It condemned all acts of violence and made special reference to violence against women, girls and unborn children stating, “Along these lines, the Holy See also condemns all acts of violence against women and girls, especially systematic rape used as a tactic of war or terror. The Holy See promotes the prevention and deterrence of crimes, the prosecution of criminals and access to victim assistance, which does not involve further violence to the traumatized victim and innocent unborn child.”
The Holy See’s statement included a strong rebuttal to pro-abortion countries and activists who claim that access to abortion is an international right, “In this regard, the Holy See emphasizes that there is no right to abortion under international human rights law or international humanitarian law”.
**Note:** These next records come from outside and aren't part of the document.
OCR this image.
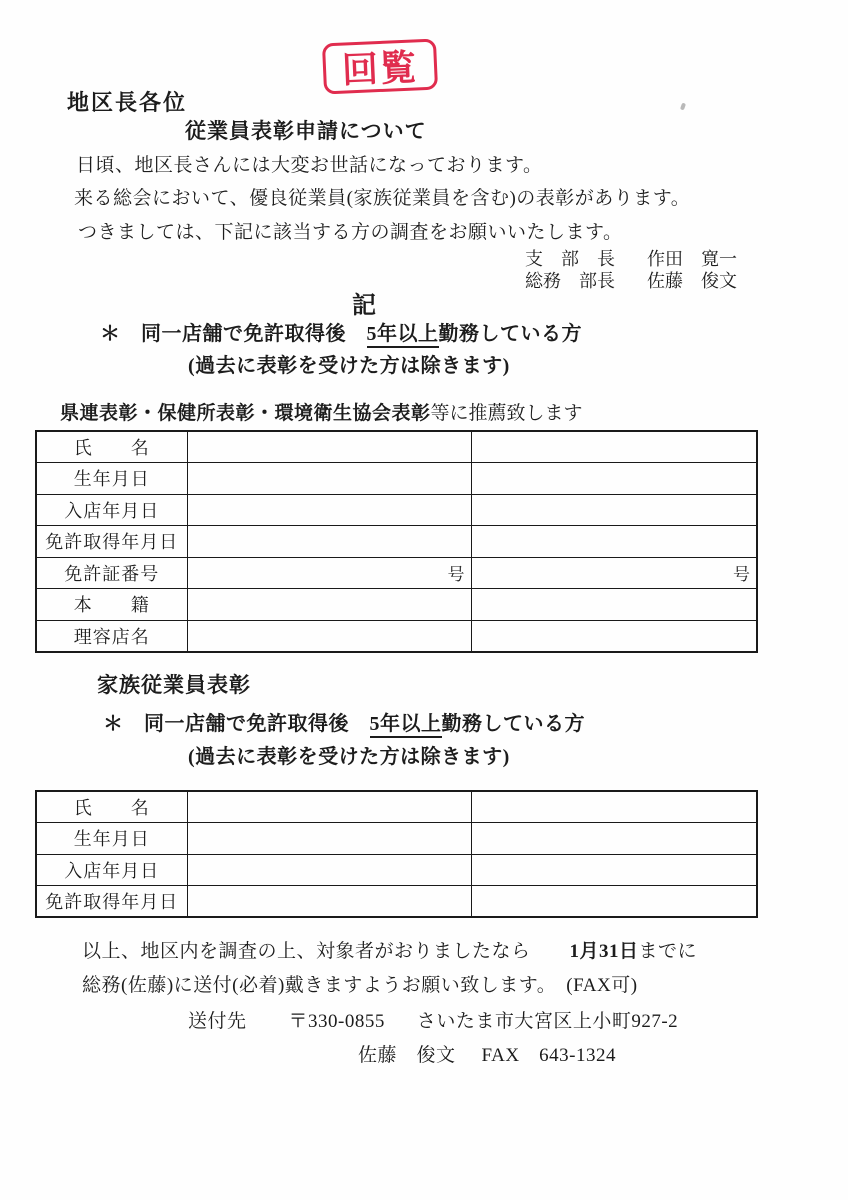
回覧
地区長各位
従業員表彰申請について
日頃、地区長さんには大変お世話になっております。
来る総会において、優良従業員(家族従業員を含む)の表彰があります。
つきましては、下記に該当する方の調査をお願いいたします。
支　部　長	作田　寛一
総務　部長	佐藤　俊文
記
＊　同一店舗で免許取得後　5年以上勤務している方
(過去に表彰を受けた方は除きます)
県連表彰・保健所表彰・環境衛生協会表彰等に推薦致します
氏　　名		
生年月日		
入店年月日		
免許取得年月日		
免許証番号	号	号
本　　籍		
理容店名		
家族従業員表彰
＊　同一店舗で免許取得後　5年以上勤務している方
(過去に表彰を受けた方は除きます)
氏　　名		
生年月日		
入店年月日		
免許取得年月日		
以上、地区内を調査の上、対象者がおりましたなら　　1月31日までに
総務(佐藤)に送付(必着)戴きますようお願い致します。　(FAX可)
送付先 〒330-0855 さいたま市大宮区上小町927-2
佐藤　俊文 FAX　643-1324
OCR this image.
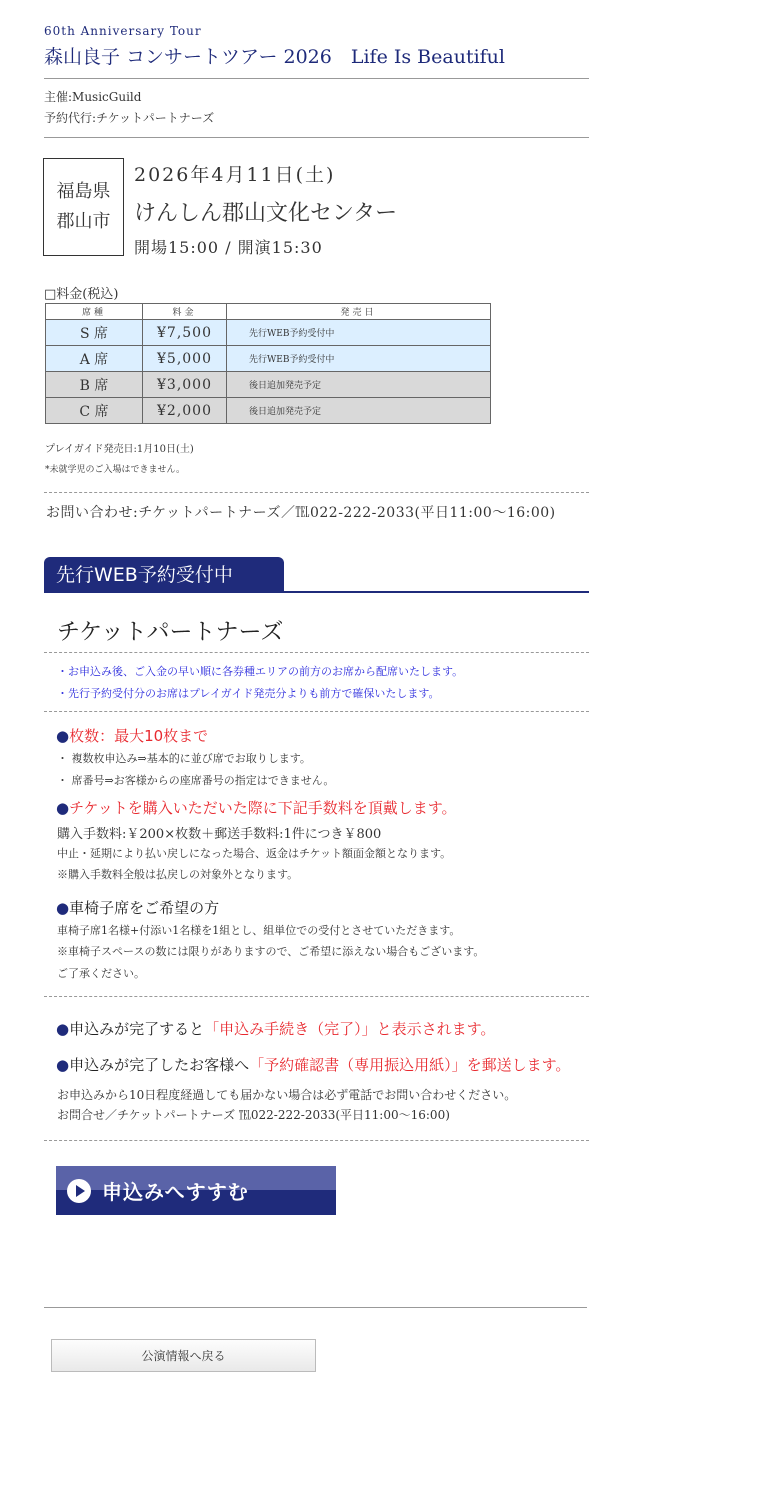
60th Anniversary Tour
森山良子 コンサートツアー 2026　Life Is Beautiful
主催:MusicGuild
予約代行:チケットパートナーズ
福島県
郡山市
2026年4月11日(土)
けんしん郡山文化センター
開場15:00 / 開演15:30
□料金(税込)
席種	料金	発売日
S 席	¥7,500	先行WEB予約受付中
A 席	¥5,000	先行WEB予約受付中
B 席	¥3,000	後日追加発売予定
C 席	¥2,000	後日追加発売予定
プレイガイド発売日:1月10日(土)
*未就学児のご入場はできません。
お問い合わせ:チケットパートナーズ／℡022-222-2033(平日11:00〜16:00)
先行WEB予約受付中
チケットパートナーズ
・お申込み後、ご入金の早い順に各券種エリアの前方のお席から配席いたします。
・先行予約受付分のお席はプレイガイド発売分よりも前方で確保いたします。
●枚数：最大10枚まで
・ 複数枚申込み⇒基本的に並び席でお取りします。
・ 席番号⇒お客様からの座席番号の指定はできません。
●チケットを購入いただいた際に下記手数料を頂戴します。
購入手数料:￥200×枚数＋郵送手数料:1件につき￥800
中止・延期により払い戻しになった場合、返金はチケット額面金額となります。
※購入手数料全般は払戻しの対象外となります。
●車椅子席をご希望の方
車椅子席1名様+付添い1名様を1組とし、組単位での受付とさせていただきます。
※車椅子スペースの数には限りがありますので、ご希望に添えない場合もございます。
ご了承ください。
●申込みが完了すると「申込み手続き（完了）」と表示されます。
●申込みが完了したお客様へ「予約確認書（専用振込用紙）」を郵送します。
お申込みから10日程度経過しても届かない場合は必ず電話でお問い合わせください。
お問合せ／チケットパートナーズ ℡022-222-2033(平日11:00〜16:00)
申込みへすすむ
公演情報へ戻る
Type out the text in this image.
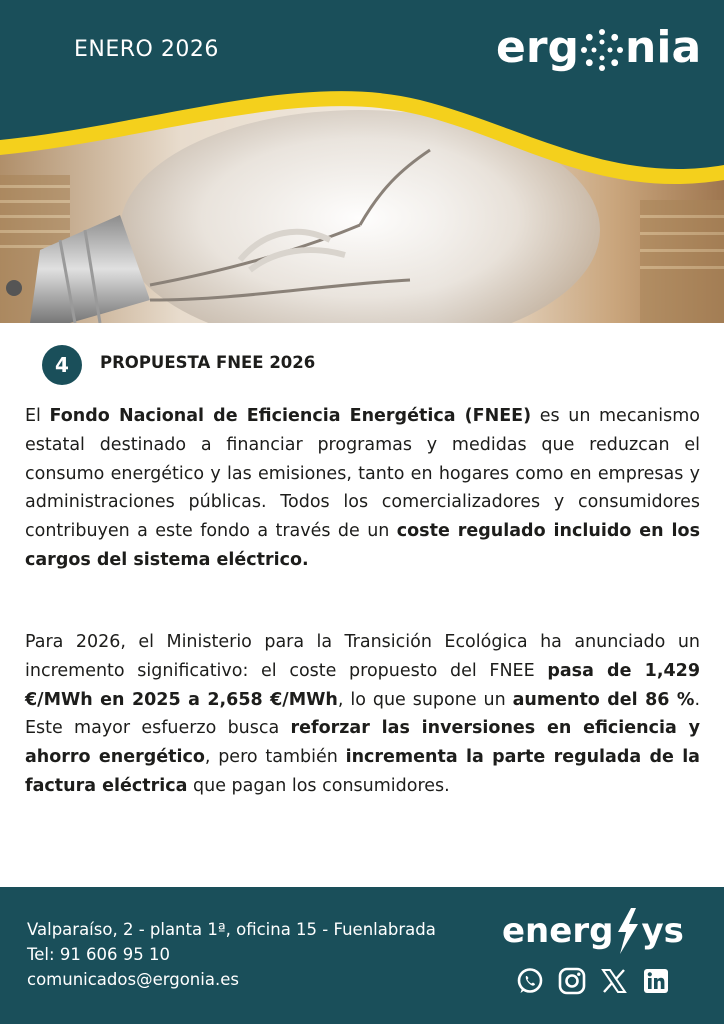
ENERO 2026	erg nia
4	PROPUESTA FNEE 2026

El Fondo Nacional de Eficiencia Energética (FNEE) es un mecanismo estatal destinado a financiar programas y medidas que reduzcan el consumo energético y las emisiones, tanto en hogares como en empresas y administraciones públicas. Todos los comercializadores y consumidores contribuyen a este fondo a través de un coste regulado incluido en los cargos del sistema eléctrico.

Para 2026, el Ministerio para la Transición Ecológica ha anunciado un incremento significativo: el coste propuesto del FNEE pasa de 1,429 €/MWh en 2025 a 2,658 €/MWh, lo que supone un aumento del 86 %. Este mayor esfuerzo busca reforzar las inversiones en eficiencia y ahorro energético, pero también incrementa la parte regulada de la factura eléctrica que pagan los consumidores.

Valparaíso, 2 - planta 1ª, oficina 15 - Fuenlabrada
Tel: 91 606 95 10
comunicados@ergonia.es
energ ys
The Summit was used by other entities in attempts to advance access to abortion in humanitarian settings including the European Parliament which passed a resolution this past December that expressed support for abortion as a component of “the full range of sexual and reproductive health services”. The resolution stated that there should be a global commitment to ensure “that women and girls have access to the full range of sexual and reproductive health services, including safe abortions, in humanitarian crises, rather than perpetuating what amounts to inhumane treatment, as required by international humanitarian law and as foreseen in the Geneva Conventions and their Additional Protocols.”
The Chair’s Summary Standing Up for Humanity: Committing to Action released at the conclusion of the Summit includes the following statement: “Plans to end tolerance of gender-based violence against women and girls were launched, and commitments were made to ensure the right to sexual and reproductive health care is fulfilled for all women and adolescent girls in crisis settings.”
In contrast to calls for access to abortion—which perpetuate the violence of rape by inflicting death upon the innocent child— Cardinal Parolin shared the Catholic Church’s concern for all of humanity, and affirmed the critical work of Catholic inspired organizations that offer authentic assistance to those women, girls and children whose lives are impacted by rape in crises situation: “The Holy See continues to encourage religious institutions and Catholic organizations to accompany victims of rape in crises situations, who, in turn, need effective and ongoing psychological, spiritual and material assistance for themselves as well as their children, conceived and born of rape.” ….
The statement ended with a call that should especially resonate with those serving in national legislatures, “Each one of us has the responsibility to defend the norms that save lives and protect humanity from suffering and barbary, and the duty to translate the norms into concrete social, political and legal actions.”